— Готовь людей, лейтенант, — приказал Крутой. — Отбить атаку и контратаковать! Чтоб на плечах через площадь. Дома на той стороне — взять!
В груди у лейтенанта Агаркова екнуло и остановилось. А в руках шевельнулась буйная сила. Он вдруг ощутил свое большое тело, почувствовал, как тесно ему в прокопченном подвале, и мгновенно решил, что не останется тут ни единого дня…
— Понял? — спросил Крутой.
Агарков вытянулся, щелкнул каблуками:
— Так точно!
— Готовь, — сказал Веригин. — Я сам поведу.
Полковник Крутой вскинул голову…
— Сам, — повторил Веригин яростно, негромко, точно одержал победу над собой — не крикнул.
Командир полка мысленно отметил: «Молодец!»
Он хорошо помнил мартовский бой за предмостье, когда в полк пришел командир дивизии, а вместе с ним Веригин, щеголеватый лейтенант, командир взвода автоматчиков, помнил Харьковское сражение, бои на задонском плацдарме, на городском оборонительном обводе…
Теперь стоят на последних метрах.
Крутой понимал его.

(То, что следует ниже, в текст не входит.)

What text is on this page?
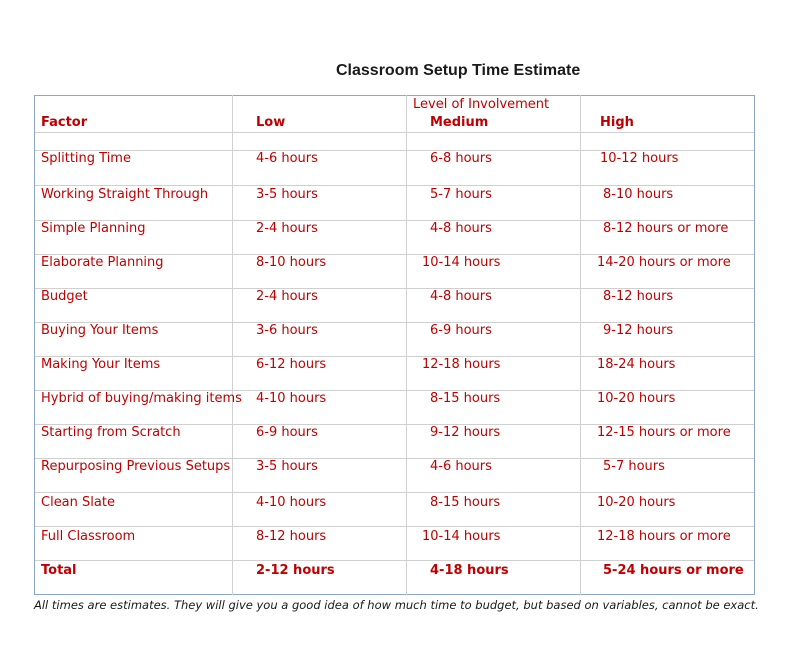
Classroom Setup Time Estimate
Level of Involvement
Factor	Low	Medium	High
Splitting Time	4-6 hours	6-8 hours	10-12 hours
Working Straight Through	3-5 hours	5-7 hours	8-10 hours
Simple Planning	2-4 hours	4-8 hours	8-12 hours or more
Elaborate Planning	8-10 hours	10-14 hours	14-20 hours or more
Budget	2-4 hours	4-8 hours	8-12 hours
Buying Your Items	3-6 hours	6-9 hours	9-12 hours
Making Your Items	6-12 hours	12-18 hours	18-24 hours
Hybrid of buying/making items 4-10 hours	8-15 hours	10-20 hours
Starting from Scratch	6-9 hours	9-12 hours	12-15 hours or more
Repurposing Previous Setups 3-5 hours	4-6 hours	5-7 hours
Clean Slate	4-10 hours	8-15 hours	10-20 hours
Full Classroom	8-12 hours	10-14 hours	12-18 hours or more
Total	2-12 hours	4-18 hours	5-24 hours or more
All times are estimates. They will give you a good idea of how much time to budget, but based on variables, cannot be exact.
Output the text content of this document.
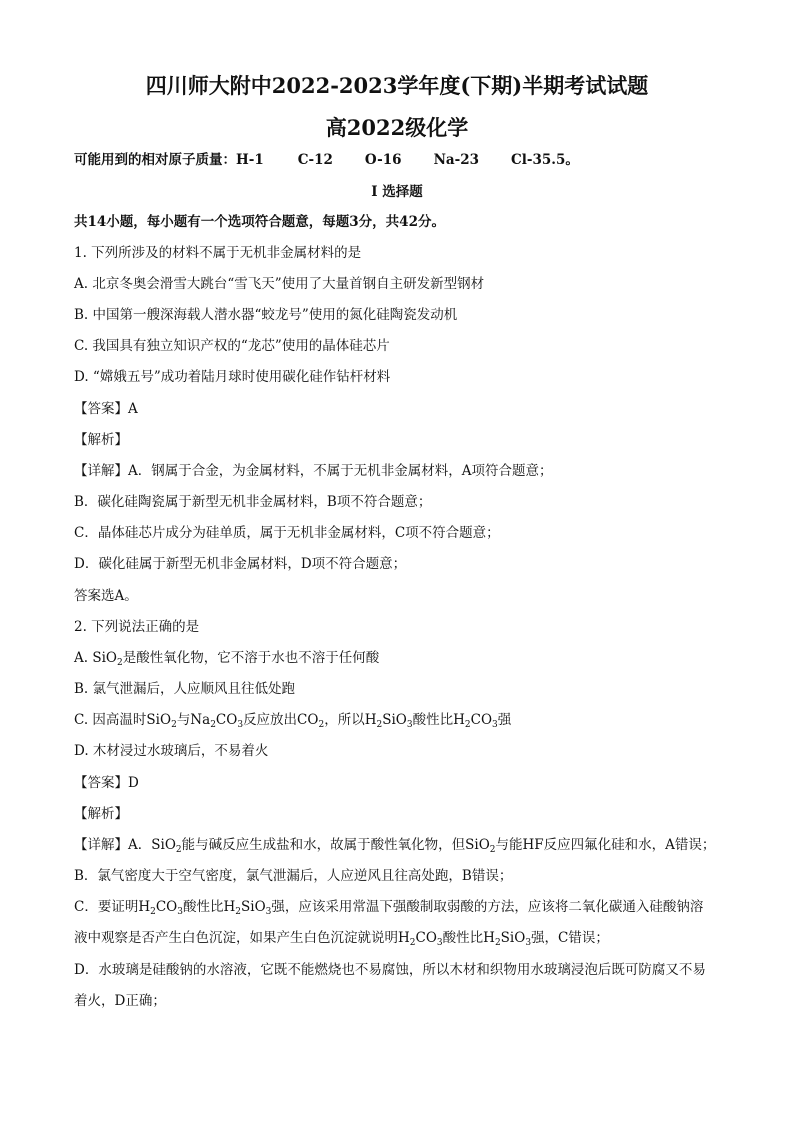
四川师大附中2022-2023学年度(下期)半期考试试题
高2022级化学
可能用到的相对原子质量：H-1	C-12 O-16 Na-23 Cl-35.5。
I 选择题
共14小题，每小题有一个选项符合题意，每题3分，共42分。
1. 下列所涉及的材料不属于无机非金属材料的是
A. 北京冬奥会滑雪大跳台“雪飞天”使用了大量首钢自主研发新型钢材
B. 中国第一艘深海载人潜水器“蛟龙号”使用的氮化硅陶瓷发动机
C. 我国具有独立知识产权的“龙芯”使用的晶体硅芯片
D. “嫦娥五号”成功着陆月球时使用碳化硅作钻杆材料
【答案】A
【解析】
【详解】A．钢属于合金，为金属材料，不属于无机非金属材料，A项符合题意；
B．碳化硅陶瓷属于新型无机非金属材料，B项不符合题意；
C．晶体硅芯片成分为硅单质，属于无机非金属材料，C项不符合题意；
D．碳化硅属于新型无机非金属材料，D项不符合题意；
答案选A。
2. 下列说法正确的是
A. SiO$_2$是酸性氧化物，它不溶于水也不溶于任何酸
B. 氯气泄漏后，人应顺风且往低处跑
C. 因高温时SiO$_2$与$Na_2CO_3$反应放出$CO_2$，所以$H_2SiO_3$酸性比$H_2CO_3$强
D. 木材浸过水玻璃后，不易着火
【答案】D
【解析】
【详解】A．SiO$_2$能与碱反应生成盐和水，故属于酸性氧化物，但SiO$_2$与能HF反应四氟化硅和水，A错误；
B．氯气密度大于空气密度，氯气泄漏后，人应逆风且往高处跑，B错误；
C．要证明$H_2CO_3$酸性比$H_2SiO_3$强，应该采用常温下强酸制取弱酸的方法，应该将二氧化碳通入硅酸钠溶
液中观察是否产生白色沉淀，如果产生白色沉淀就说明$H_2CO_3$酸性比$H_2SiO_3$强，C错误；
D．水玻璃是硅酸钠的水溶液，它既不能燃烧也不易腐蚀，所以木材和织物用水玻璃浸泡后既可防腐又不易
着火，D正确；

Он и сам с великой радостью повел бы сейчас батальон. В контратаку, в наступление…
Командир дивизии тоже понимал. Час назад он сказал:
— Смотри, Федор Федорович, чтоб дальше веригинского КП — ни шагу. Не вломись на радостях в первую траншею.
Действительно, в последнюю неделю на Крутого свалилось так много радостного, что казалось, собери хорошее за всю жизнь, и то меньше будет. Началось все с того, что его вызвал командующий и вручил орден Красного Знамени за августовские бои на Дону. Оглядел недовольными глазами — фуфайка, кирзовые сапоги, солдатская шапка, — спросил:
— Это что же, подполковником начали войну, подполковником остались до сих пор?.. Мне доложили — лучший полк…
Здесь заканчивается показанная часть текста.